IsoFLOP analysis (Approach 2) replicated on C4 and GitHub code. Both yield the same equal N–D scaling conclusion. The result is not a MassiveText artifact. Caveat: all runs are in the single-epoch regime.

D — Details on Scaling Analyses

Full training configurations for all 400+ runs. Head-to-head comparison at 10^21 FLOPs confirms: the Chinchilla-predicted model size outperforms the Kaplan-predicted model size at the same compute budget.

E — Curvature of the FLOP–Loss Frontier

Slight concavity observed in N_opt(C) at high compute budgets (log scale). This is why Approach 3 (parametric fit) gives the most conservative N_opt — its Huber loss fitting assigns relatively lower weight to low-compute points, and the curvature pulls N_opt down further. Concavity implies the true optimal model at very large compute may be even smaller than any of the three approaches predict.

F — FLOPs Computation

FLOPs ≈ 6ND for a transformer language model:

  • Factor of 2: multiply-accumulate operation counting
  • Factor of 3: forward pass + backward pass (gradient computation + weight update)

Attention FLOPs are subdominant relative to linear layer FLOPs for the model sizes studied (N ≤ 16B parameters at sequence lengths ≤ 2048 tokens) and are excluded from the approximation.

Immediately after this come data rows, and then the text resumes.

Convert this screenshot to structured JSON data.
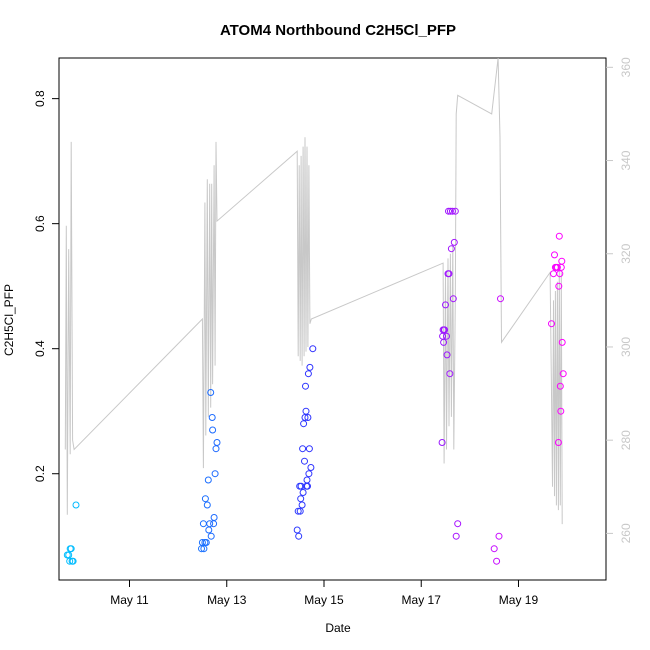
{
  "chart_data": {
    "type": "scatter",
    "title": "ATOM4 Northbound C2H5Cl_PFP",
    "xlabel": "Date",
    "ylabel": "C2H5Cl_PFP",
    "x_unit": "day of May",
    "xlim": [
      9.55,
      20.8
    ],
    "ylim": [
      0.03,
      0.865
    ],
    "y_right_lim": [
      250.0,
      362.0
    ],
    "x_ticks": [
      {
        "x": 11,
        "label": "May 11"
      },
      {
        "x": 13,
        "label": "May 13"
      },
      {
        "x": 15,
        "label": "May 15"
      },
      {
        "x": 17,
        "label": "May 17"
      },
      {
        "x": 19,
        "label": "May 19"
      }
    ],
    "y_ticks": [
      {
        "y": 0.2,
        "label": "0.2"
      },
      {
        "y": 0.4,
        "label": "0.4"
      },
      {
        "y": 0.6,
        "label": "0.6"
      },
      {
        "y": 0.8,
        "label": "0.8"
      }
    ],
    "y_right_ticks": [
      {
        "y": 260,
        "label": "260"
      },
      {
        "y": 280,
        "label": "280"
      },
      {
        "y": 300,
        "label": "300"
      },
      {
        "y": 320,
        "label": "320"
      },
      {
        "y": 340,
        "label": "340"
      },
      {
        "y": 360,
        "label": "360"
      }
    ],
    "grid": false,
    "legend": "none",
    "colors": {
      "points_early": "#00bfff",
      "points_mid": "#3030ff",
      "points_late": "#ff00ff",
      "line": "#c8c8c8",
      "axis": "#000000",
      "right_axis": "#c8c8c8"
    },
    "series": [
      {
        "role": "points",
        "points": [
          [
            9.72,
            0.07
          ],
          [
            9.75,
            0.07
          ],
          [
            9.77,
            0.06
          ],
          [
            9.78,
            0.08
          ],
          [
            9.8,
            0.08
          ],
          [
            9.82,
            0.06
          ],
          [
            9.84,
            0.06
          ],
          [
            9.9,
            0.15
          ],
          [
            12.48,
            0.08
          ],
          [
            12.5,
            0.09
          ],
          [
            12.52,
            0.12
          ],
          [
            12.53,
            0.08
          ],
          [
            12.55,
            0.09
          ],
          [
            12.56,
            0.16
          ],
          [
            12.58,
            0.09
          ],
          [
            12.6,
            0.15
          ],
          [
            12.62,
            0.19
          ],
          [
            12.63,
            0.11
          ],
          [
            12.65,
            0.12
          ],
          [
            12.67,
            0.33
          ],
          [
            12.68,
            0.1
          ],
          [
            12.7,
            0.29
          ],
          [
            12.71,
            0.27
          ],
          [
            12.73,
            0.12
          ],
          [
            12.74,
            0.13
          ],
          [
            12.76,
            0.2
          ],
          [
            12.78,
            0.24
          ],
          [
            12.8,
            0.25
          ],
          [
            14.45,
            0.11
          ],
          [
            14.47,
            0.14
          ],
          [
            14.48,
            0.1
          ],
          [
            14.5,
            0.18
          ],
          [
            14.51,
            0.14
          ],
          [
            14.52,
            0.16
          ],
          [
            14.53,
            0.18
          ],
          [
            14.55,
            0.15
          ],
          [
            14.56,
            0.24
          ],
          [
            14.57,
            0.17
          ],
          [
            14.58,
            0.28
          ],
          [
            14.6,
            0.22
          ],
          [
            14.61,
            0.29
          ],
          [
            14.62,
            0.34
          ],
          [
            14.63,
            0.3
          ],
          [
            14.64,
            0.18
          ],
          [
            14.65,
            0.19
          ],
          [
            14.66,
            0.18
          ],
          [
            14.67,
            0.29
          ],
          [
            14.68,
            0.36
          ],
          [
            14.69,
            0.2
          ],
          [
            14.7,
            0.24
          ],
          [
            14.71,
            0.37
          ],
          [
            14.73,
            0.21
          ],
          [
            14.77,
            0.4
          ],
          [
            17.43,
            0.25
          ],
          [
            17.44,
            0.42
          ],
          [
            17.45,
            0.43
          ],
          [
            17.46,
            0.41
          ],
          [
            17.47,
            0.43
          ],
          [
            17.48,
            0.43
          ],
          [
            17.5,
            0.47
          ],
          [
            17.52,
            0.42
          ],
          [
            17.53,
            0.39
          ],
          [
            17.55,
            0.52
          ],
          [
            17.56,
            0.62
          ],
          [
            17.57,
            0.52
          ],
          [
            17.59,
            0.36
          ],
          [
            17.6,
            0.62
          ],
          [
            17.62,
            0.56
          ],
          [
            17.64,
            0.62
          ],
          [
            17.66,
            0.48
          ],
          [
            17.68,
            0.57
          ],
          [
            17.7,
            0.62
          ],
          [
            17.72,
            0.1
          ],
          [
            17.75,
            0.12
          ],
          [
            18.5,
            0.08
          ],
          [
            18.55,
            0.06
          ],
          [
            18.6,
            0.1
          ],
          [
            18.63,
            0.48
          ],
          [
            19.68,
            0.44
          ],
          [
            19.72,
            0.52
          ],
          [
            19.74,
            0.55
          ],
          [
            19.76,
            0.53
          ],
          [
            19.78,
            0.53
          ],
          [
            19.8,
            0.53
          ],
          [
            19.82,
            0.25
          ],
          [
            19.83,
            0.5
          ],
          [
            19.84,
            0.58
          ],
          [
            19.85,
            0.52
          ],
          [
            19.86,
            0.34
          ],
          [
            19.87,
            0.3
          ],
          [
            19.88,
            0.53
          ],
          [
            19.89,
            0.54
          ],
          [
            19.9,
            0.41
          ],
          [
            19.92,
            0.36
          ]
        ]
      },
      {
        "role": "line",
        "axis": "right",
        "points": [
          [
            9.68,
            278
          ],
          [
            9.7,
            326
          ],
          [
            9.72,
            264
          ],
          [
            9.75,
            321
          ],
          [
            9.78,
            277
          ],
          [
            9.8,
            344
          ],
          [
            9.83,
            280
          ],
          [
            9.86,
            278
          ],
          [
            12.5,
            306
          ],
          [
            12.52,
            274
          ],
          [
            12.55,
            331
          ],
          [
            12.57,
            281
          ],
          [
            12.6,
            336
          ],
          [
            12.62,
            285
          ],
          [
            12.65,
            335
          ],
          [
            12.67,
            287
          ],
          [
            12.69,
            335
          ],
          [
            12.71,
            292
          ],
          [
            12.74,
            339
          ],
          [
            12.76,
            296
          ],
          [
            12.78,
            344
          ],
          [
            12.8,
            327
          ],
          [
            14.45,
            342
          ],
          [
            14.47,
            298
          ],
          [
            14.49,
            339
          ],
          [
            14.51,
            297
          ],
          [
            14.53,
            341
          ],
          [
            14.55,
            296
          ],
          [
            14.57,
            343
          ],
          [
            14.59,
            298
          ],
          [
            14.61,
            345
          ],
          [
            14.63,
            299
          ],
          [
            14.65,
            343
          ],
          [
            14.67,
            300
          ],
          [
            14.69,
            339
          ],
          [
            14.71,
            305
          ],
          [
            14.74,
            306
          ],
          [
            17.45,
            318
          ],
          [
            17.47,
            275
          ],
          [
            17.5,
            316
          ],
          [
            17.52,
            278
          ],
          [
            17.55,
            319
          ],
          [
            17.57,
            283
          ],
          [
            17.6,
            320
          ],
          [
            17.62,
            285
          ],
          [
            17.65,
            322
          ],
          [
            17.67,
            278
          ],
          [
            17.7,
            310
          ],
          [
            17.72,
            350
          ],
          [
            17.75,
            354
          ],
          [
            18.45,
            350
          ],
          [
            18.58,
            362
          ],
          [
            18.62,
            345
          ],
          [
            18.65,
            301
          ],
          [
            19.65,
            316
          ],
          [
            19.68,
            290
          ],
          [
            19.7,
            270
          ],
          [
            19.72,
            310
          ],
          [
            19.74,
            268
          ],
          [
            19.76,
            312
          ],
          [
            19.78,
            266
          ],
          [
            19.8,
            314
          ],
          [
            19.82,
            265
          ],
          [
            19.84,
            318
          ],
          [
            19.86,
            266
          ],
          [
            19.88,
            316
          ],
          [
            19.9,
            262
          ]
        ]
      }
    ]
  }
}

G — Differences Between Chinchilla and Gopher

Three changes: (1) AdamW vs. Adam optimizer, (2) modified SentencePiece tokenizer, (3) adjusted MassiveText sampling proportions. Appendix G isolates each change’s contribution. AdamW provides the largest performance improvement, particularly on downstream tasks after fine-tuning.

H — Full Results Tables

Complete per-task results for Winogender (gender bias breakdown by pronoun type and gotcha/not-gotcha), MMLU (57 individual tasks), BIG-bench (62 individual tasks).

I — Model Card

Chinchilla model card per Mitchell et al. (2019): intended use (research, factual grounding, analysis assistance), out-of-scope uses (real-world decision-making without human oversight), training data, evaluation methodology, ethical considerations, known limitations.

J — List of Trained Models

Complete table of all 400+ models used in the scaling analysis: parameter count, training tokens, FLOPs, final training loss. Full empirical basis for all three scaling approaches.